4.5 Het College volgt appellante niet in haar standpunt dat verweerder, gelet op de rechtstreekse werking van Verordening 1896/2000, gehouden is een aflever- en opgebruiktermijn vast te stellen voor een periode die gelijk is aan de uitfaseringsperiode die de Commissie nog zal vaststellen. Het College overweegt in dit verband dat de Verordening betreft de vaststelling en uitvoering van de eerste fase van het in artikel 16, lid 2, van de Biocidenrichtlijn bedoelde werkprogramma voor de systematische beoordeling van alle werkzame stoffen die op 14 mei 2000 op de markt zijn. Op grond van deze verordening kan de Commissie, indien zij besluit dat een bepaalde stof niet zal worden opgenomen op een van de bijlagen bij de Biocidenrichtlijn, bij dat besluit een geleidelijke termijn voor eliminatie geven. Zoals in rubriek 4.3 van deze uitspraak is overwogen mag een lidstaat, zolang een besluit als bedoeld in artikel 16, lid 2, van de Biocidenrichtlijn, niet is genomen, ingevolge artikel 16, eerste lid, van de Biocidenrichtlijn gedurende een periode van tien jaar gerekend vanaf 14 mei 2000 zijn huidige systeem of praktijk met betrekking tot het op de markt brengen van biociden blijven toepassen. Voor het oordeel dat de Biocidenrichtlijn het bestaande nationale systeem of praktijk fixeert op 14 mei 2000, in die zin dat toelatingen die op deze datum van kracht zijn niet mogen worden beëindigd, ziet het College derhalve geen plaats.
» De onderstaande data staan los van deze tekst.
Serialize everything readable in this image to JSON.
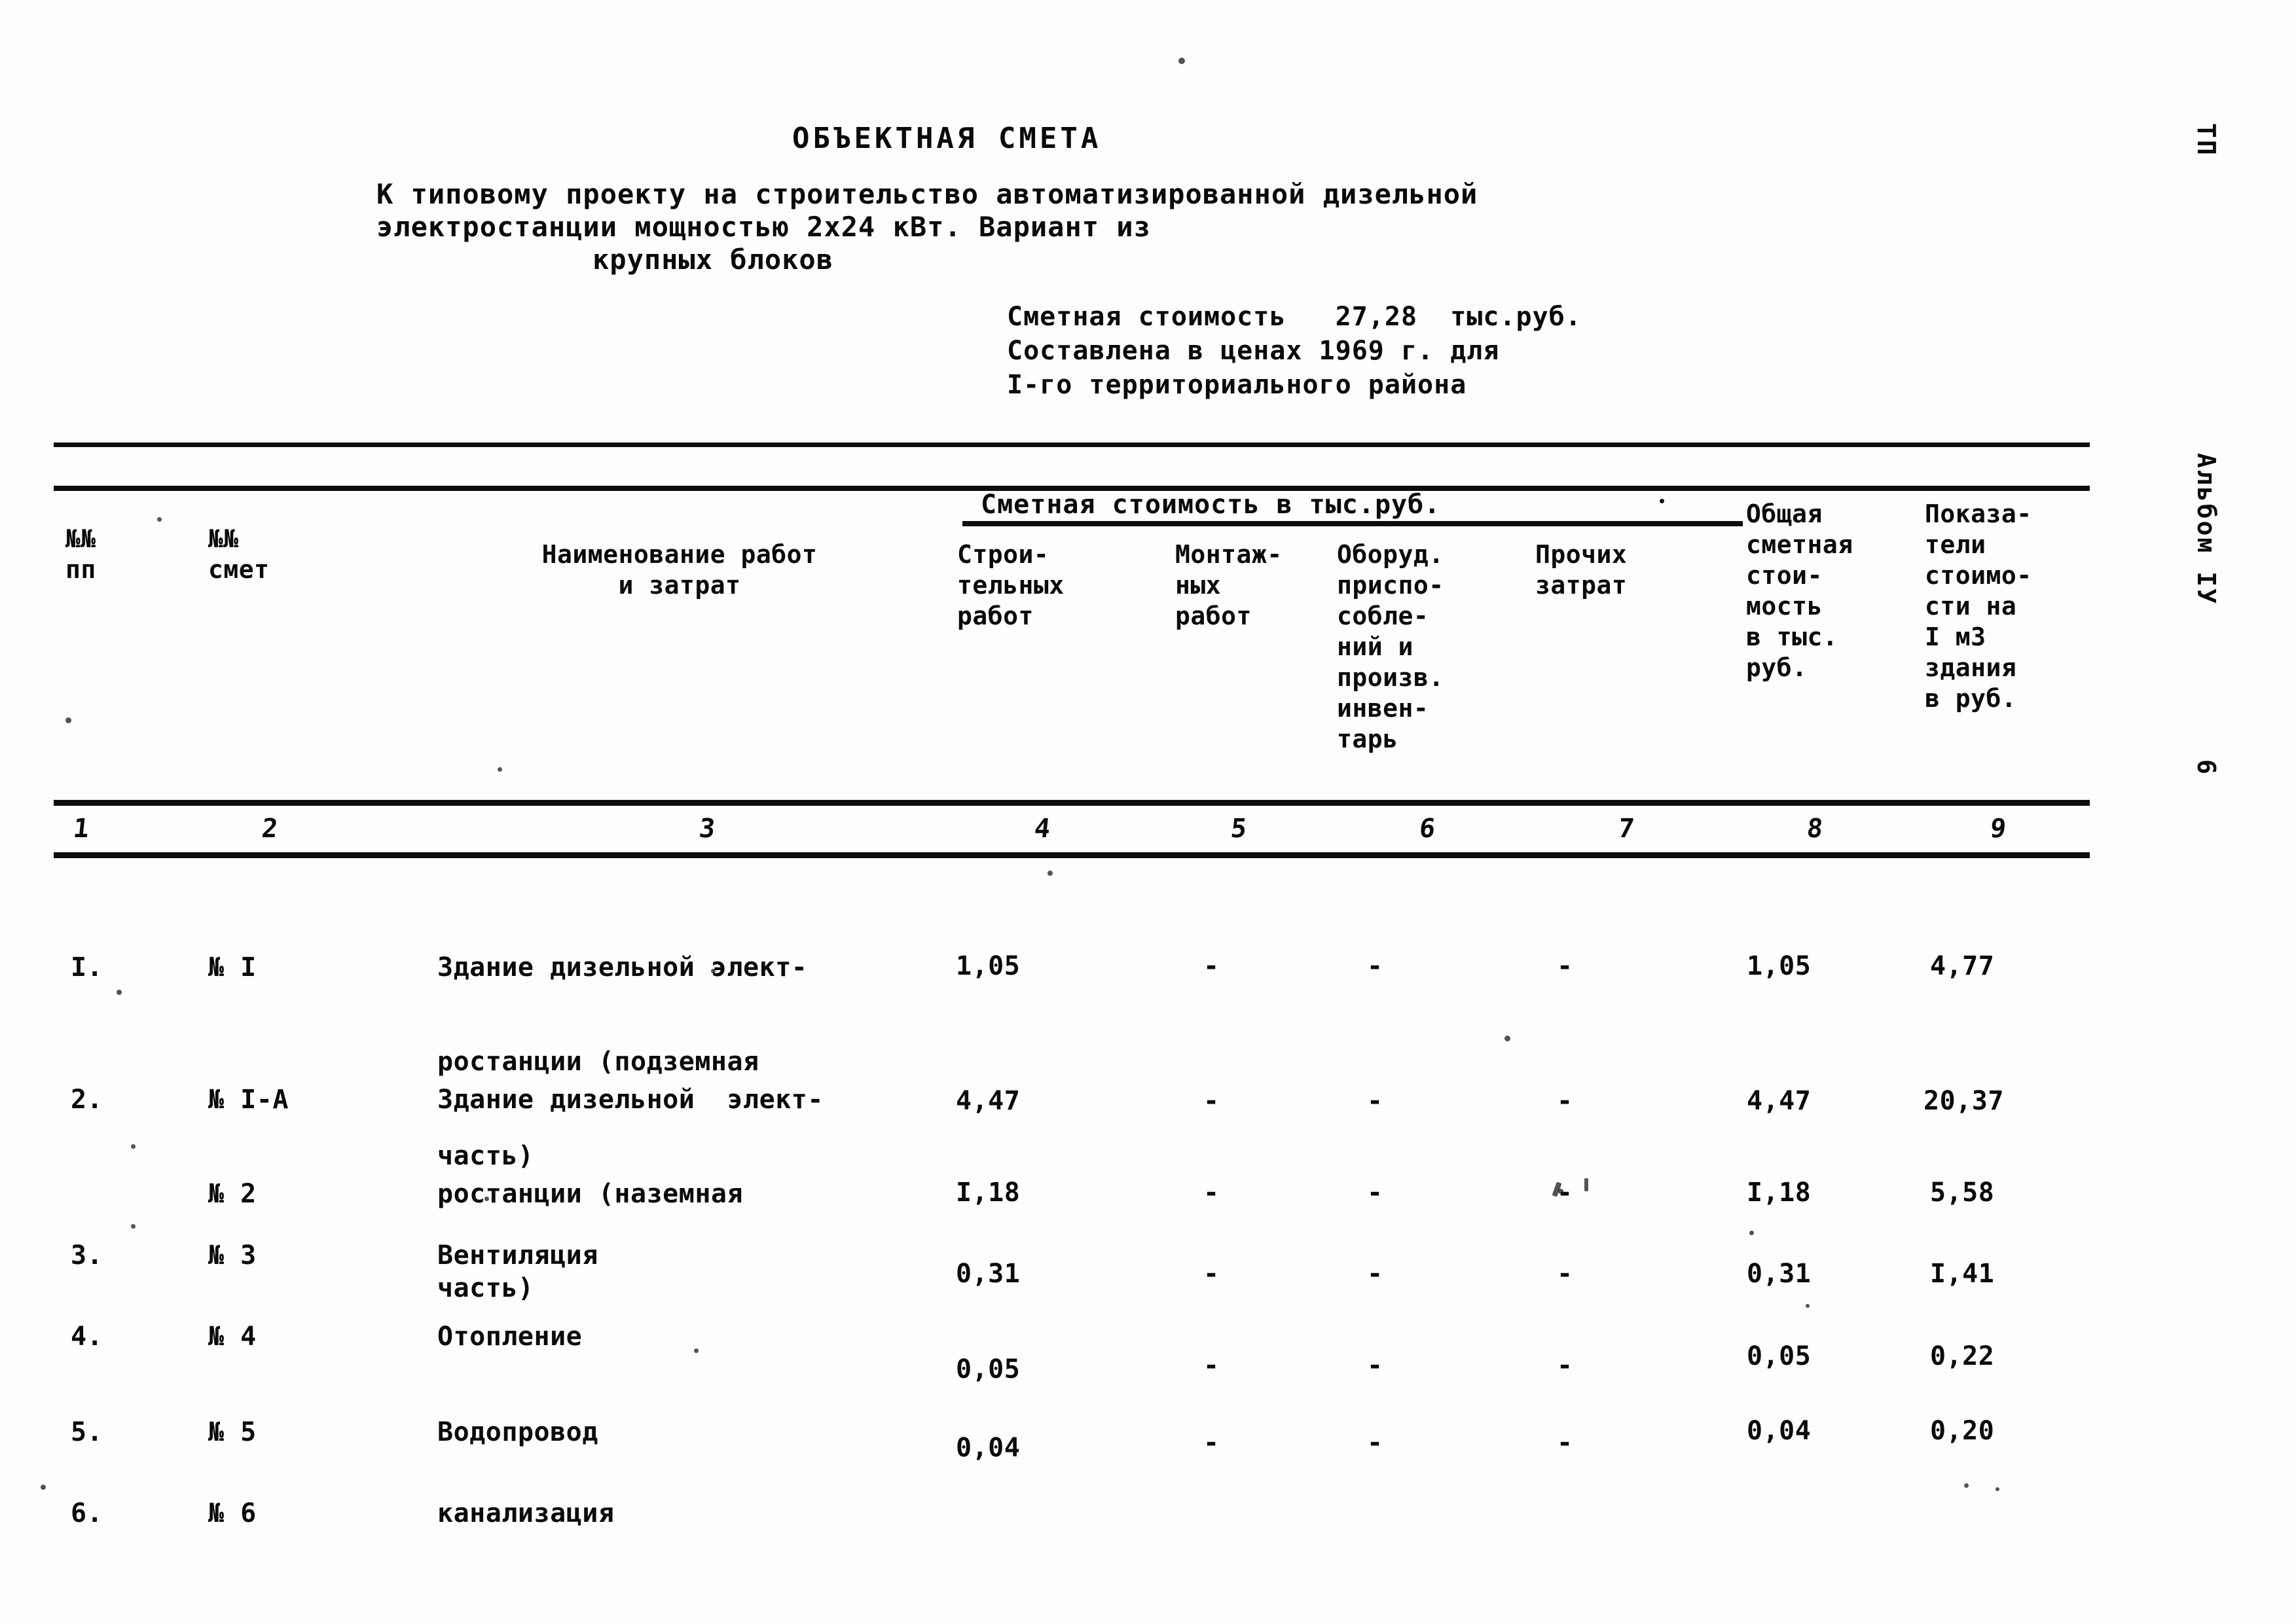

Nu, zoals hiervoor is overwogen, ten aanzien van de onderhavige middelen nog geen besluitvorming in Europees verband heeft plaatsgevonden, is op grond van de overgangsmaatregelen in de Biocidenrichtlijn het nationaal rechtelijk systeem van de lidstaat van kracht en heeft de nationale wetgever een eigen nationale bevoegdheid. Aan verordening 1896/2000 kan mitsdien geen aanspraak worden ontleend op het stellen door de nationale overheid van een aflever- en opgebruiktermijn. De enkele omstandigheid dat de werkzame stof is geïdentificeerd, betekent niet dat verweerder bevoegd of verplicht zou zijn om, met voorbijgaan aan de nationaal rechtelijke bepalingen, voor de onderhavige middelen een aflever- en opgebruiktermijn als door appellante wordt gewenst vast te stellen.
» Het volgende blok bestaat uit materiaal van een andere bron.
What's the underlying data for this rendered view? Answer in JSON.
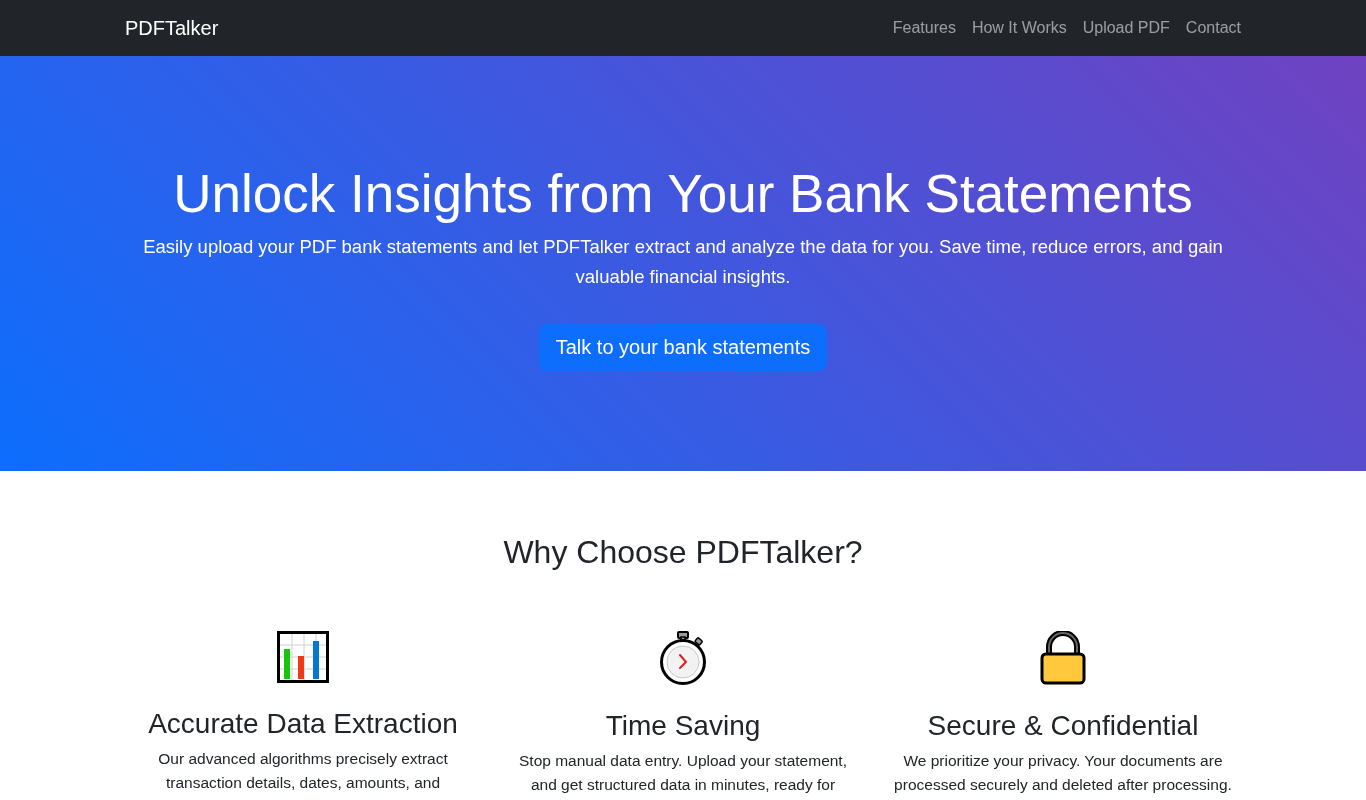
{
  "navbar": {
    "brand": "PDFTalker",
    "links": [
      "Features",
      "How It Works",
      "Upload PDF",
      "Contact"
    ]
  },
  "hero": {
    "title": "Unlock Insights from Your Bank Statements",
    "text": "Easily upload your PDF bank statements and let PDFTalker extract and analyze the data for you. Save time, reduce errors, and gain valuable financial insights.",
    "button": "Talk to your bank statements"
  },
  "features": {
    "title": "Why Choose PDFTalker?",
    "items": [
      {
        "kind": "chart",
        "title": "Accurate Data Extraction",
        "text": "Our advanced algorithms precisely extract transaction details, dates, amounts, and"
      },
      {
        "kind": "stopwatch",
        "title": "Time Saving",
        "text": "Stop manual data entry. Upload your statement, and get structured data in minutes, ready for"
      },
      {
        "kind": "lock",
        "title": "Secure & Confidential",
        "text": "We prioritize your privacy. Your documents are processed securely and deleted after processing."
      }
    ]
  }
}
4.6 Voor zover appellante haar in de procedure met betrekking tot het verzoek om voorlopige voorziening naar voren gebrachte argument aangaande het amendement dat door de leden Feenstra en Udo is ingediend ter zake van de wijziging van de Bmw strekkende tot de implementatie van de Biocidenrichtlijn (kamerstukken Tweede Kamer 2001-2002, 27 085, nr. 9) hier als herhaald en ingelast wenst te beschouwen, overweegt het College dat dit amendement, gelet op de datum daarvan, geen betekenis kan hebben voor het onderhavige beroep.
Het vorenoverwogene leidt het College tot de conclusie dat het beroep ongegrond dient te worden verklaard.
Het College acht geen termen aanwezig voor een proceskostenveroordeling met toepassing van artikel 8:75 van de Algemene wet bestuursrecht.